I don’t believe in god but I don’t not believe in god. That’s the most succinct way I can put it. I try to understand it myself on a deep level but it’s hard to make sense of. The idea of a god that oversees us in heaven is absurd to me. But there’s a part of me that won’t let go of the Catholicism I was raised in, that still says what if. What if there is a god? I don’t discount it entirely mostly because I am wrong about most things in life. What do I know? I can’t prove there isn’t a god as much as you can prove there is. So what do I believe? What can I have faith in if I don’t even know what I believe?

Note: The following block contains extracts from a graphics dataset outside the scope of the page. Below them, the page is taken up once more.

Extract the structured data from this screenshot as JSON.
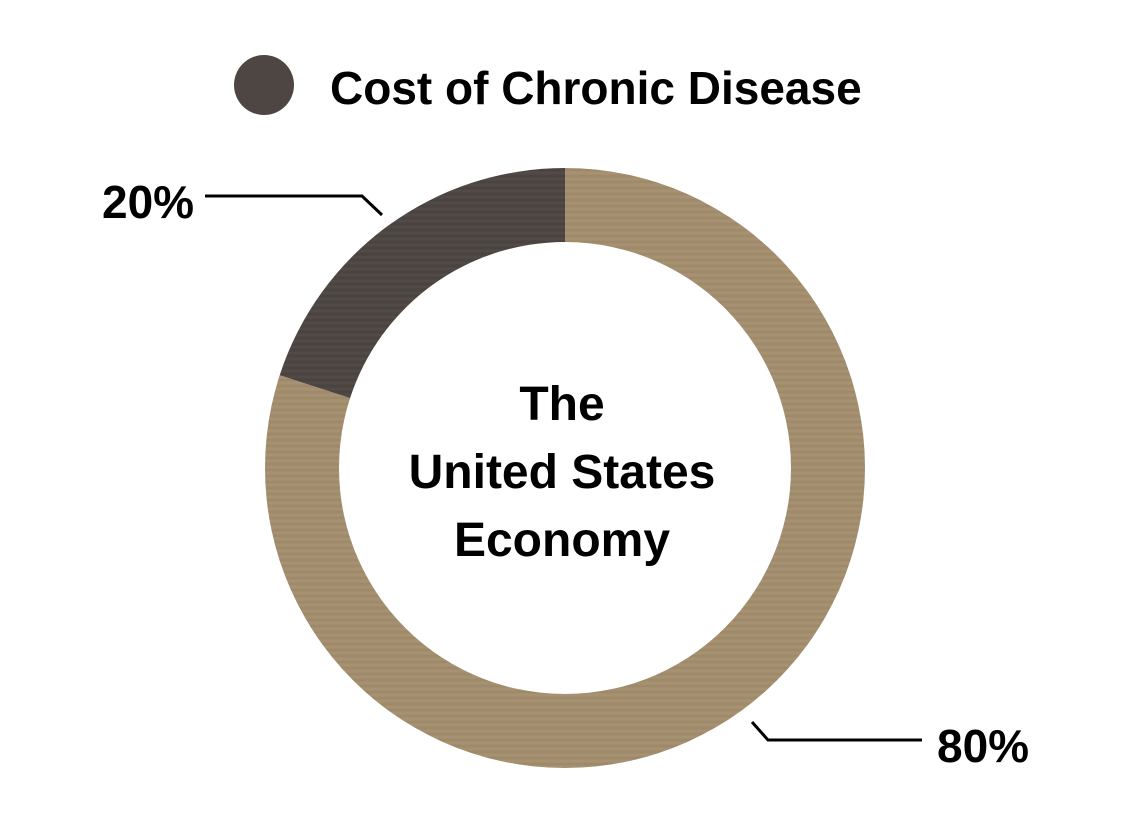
{
  "chart_data": {
    "type": "pie",
    "variant": "donut",
    "categories": [
      "Cost of Chronic Disease",
      ""
    ],
    "values": [
      20,
      80
    ],
    "labels": [
      "20%",
      "80%"
    ],
    "colors": [
      "#4d4642",
      "#a38e6e"
    ],
    "legend": {
      "entries": [
        "Cost of Chronic Disease"
      ],
      "position": "top"
    },
    "center_text": [
      "The",
      "United States",
      "Economy"
    ]
  }
}
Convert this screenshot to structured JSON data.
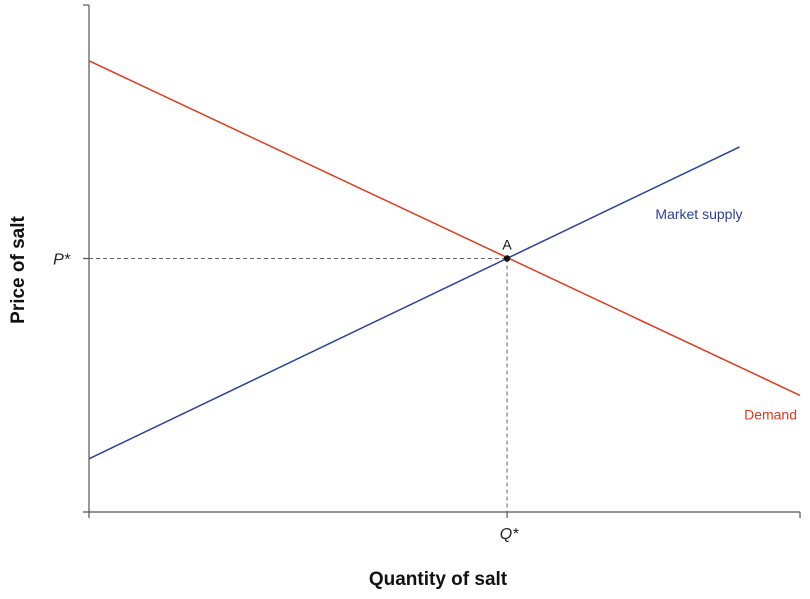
{
  "chart_data": {
    "type": "line",
    "xlabel": "Quantity of salt",
    "ylabel": "Price of salt",
    "xlim": [
      0,
      1
    ],
    "ylim": [
      0,
      1
    ],
    "x_ticks": [
      "Q*"
    ],
    "y_ticks": [
      "P*"
    ],
    "series": [
      {
        "name": "Demand",
        "color": "#e03a1e",
        "x": [
          0,
          1
        ],
        "y": [
          0.89,
          0.23
        ]
      },
      {
        "name": "Market supply",
        "color": "#2b3f9a",
        "x": [
          0,
          0.915
        ],
        "y": [
          0.105,
          0.72
        ]
      }
    ],
    "equilibrium": {
      "label": "A",
      "x": 0.588,
      "y": 0.5,
      "x_tick": "Q*",
      "y_tick": "P*"
    }
  }
}
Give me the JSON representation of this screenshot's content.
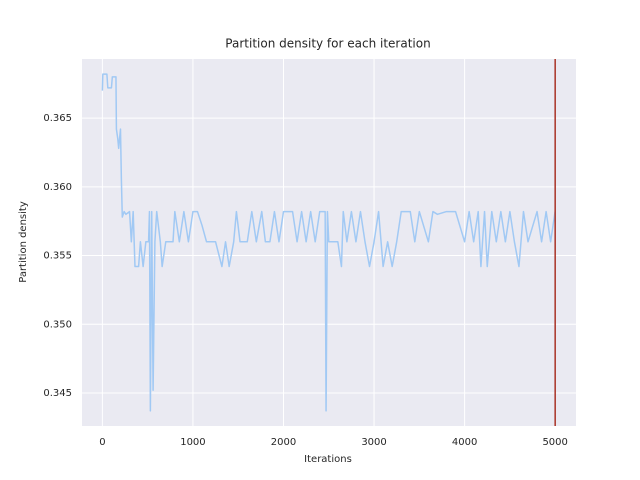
{
  "chart_data": {
    "type": "line",
    "title": "Partition density for each iteration",
    "xlabel": "Iterations",
    "ylabel": "Partition density",
    "x": [
      0,
      5,
      50,
      60,
      100,
      110,
      150,
      155,
      170,
      180,
      200,
      210,
      220,
      240,
      260,
      300,
      320,
      340,
      360,
      400,
      420,
      450,
      480,
      510,
      520,
      530,
      545,
      560,
      580,
      600,
      640,
      660,
      700,
      780,
      800,
      850,
      900,
      950,
      1000,
      1050,
      1100,
      1150,
      1200,
      1250,
      1320,
      1360,
      1400,
      1450,
      1480,
      1520,
      1600,
      1650,
      1700,
      1760,
      1800,
      1850,
      1900,
      1950,
      2000,
      2100,
      2150,
      2200,
      2250,
      2300,
      2350,
      2400,
      2460,
      2470,
      2485,
      2500,
      2550,
      2600,
      2640,
      2660,
      2700,
      2750,
      2800,
      2850,
      2900,
      2950,
      3000,
      3050,
      3100,
      3150,
      3200,
      3250,
      3300,
      3400,
      3450,
      3500,
      3600,
      3650,
      3700,
      3800,
      3900,
      4000,
      4050,
      4100,
      4150,
      4180,
      4220,
      4250,
      4300,
      4350,
      4400,
      4450,
      4500,
      4550,
      4600,
      4650,
      4700,
      4800,
      4850,
      4900,
      4950,
      4999
    ],
    "series": [
      {
        "color": "#a1c9f4",
        "values": [
          0.367,
          0.3682,
          0.3682,
          0.3672,
          0.3672,
          0.368,
          0.368,
          0.3642,
          0.3635,
          0.3628,
          0.3642,
          0.3605,
          0.3578,
          0.3582,
          0.358,
          0.3582,
          0.356,
          0.3582,
          0.3542,
          0.3542,
          0.356,
          0.3542,
          0.356,
          0.356,
          0.3582,
          0.3437,
          0.3582,
          0.3452,
          0.356,
          0.3582,
          0.356,
          0.3542,
          0.356,
          0.356,
          0.3582,
          0.356,
          0.3582,
          0.356,
          0.3582,
          0.3582,
          0.3572,
          0.356,
          0.356,
          0.356,
          0.3542,
          0.356,
          0.3542,
          0.356,
          0.3582,
          0.356,
          0.356,
          0.3582,
          0.356,
          0.3582,
          0.356,
          0.356,
          0.3582,
          0.356,
          0.3582,
          0.3582,
          0.356,
          0.3582,
          0.356,
          0.3582,
          0.356,
          0.3582,
          0.3582,
          0.3437,
          0.3582,
          0.356,
          0.356,
          0.356,
          0.3542,
          0.3582,
          0.356,
          0.3582,
          0.356,
          0.3582,
          0.356,
          0.3542,
          0.356,
          0.3582,
          0.3542,
          0.356,
          0.3542,
          0.356,
          0.3582,
          0.3582,
          0.356,
          0.3582,
          0.356,
          0.3582,
          0.358,
          0.3582,
          0.3582,
          0.356,
          0.3582,
          0.356,
          0.3582,
          0.3542,
          0.3582,
          0.3542,
          0.3582,
          0.356,
          0.3582,
          0.356,
          0.3582,
          0.356,
          0.3542,
          0.3582,
          0.356,
          0.3582,
          0.356,
          0.3582,
          0.356,
          0.3582
        ]
      }
    ],
    "vline": {
      "x": 5000,
      "color": "#a93226"
    },
    "xlim": [
      -225,
      5230
    ],
    "ylim": [
      0.3426,
      0.3693
    ],
    "xticks": [
      0,
      1000,
      2000,
      3000,
      4000,
      5000
    ],
    "yticks": [
      0.345,
      {
        "value": 0.35,
        "label": "0.350"
      },
      0.355,
      {
        "value": 0.36,
        "label": "0.360"
      },
      0.365
    ],
    "grid": true,
    "background": "#eaeaf2"
  }
}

I can only think that there has to be something else. There has to be a some kind of closure, at least. There has to be a final feeling of achieving peace. I want to know that when someone in pain dies, they have a moment where all their pain disappears, where they finally grasp that peace they could not find on Earth. I can’t and don’t believe in heaven as this place where we all gather after death in angelic form. That’s not even what I’m looking for. I want a moment. I’ve lived this whole life of stress and anxiety, I’ve seen such turmoil and remained a decent person through it all so let me have that one moment of blissful peace before I start the process of turning into dust.
I no longer believe in karma as I did many years ago. There’s just not a force big enough to be doling out karma points to everyone on Earth. There’s no Excel spreadsheet in the world that would help keep track of all that. I think - I have faith - that when you die all negativity leaves your body and you are left with a pure version of yourself that you experience for a few seconds (that feels like an eternity) before there is nothing. The very last thing you feel is the inner peace you were never able to find in life. That’s where my faith lies; that in the end you get a small reward for living. And then it goes dark. And that’s ok. Because the light you leave for others becomes part of their faith.
I no longer fear death the way I used to. Sometimes I feel like it would be a relief. Sometimes it just feels like a part of life like going food shopping or graduating high school; it’s just a thing you do. But I hope that when I do go, people remember me the way my cousin Ray was remembered, as someone who bestowed light upon the world.
I have some form of faith. I have to. This world would make me break down without it. I hope you have faith, too.
is it love that rebuilds us all?
I love this... "The very last thing you feel is the inner peace you were never able to find in life. That’s where my faith lies; that in the end you get a small reward for living. And then it goes dark. And that’s ok." It's so simple but says so much.
I really enjoyed this post (not about your cousin's death of course--I'm so sorry. Ugh & he was so young.) Thanks for sharing. Also thanks for sharing that song. I am now going to listen to their album! I'd never heard of them. Take care, Michele.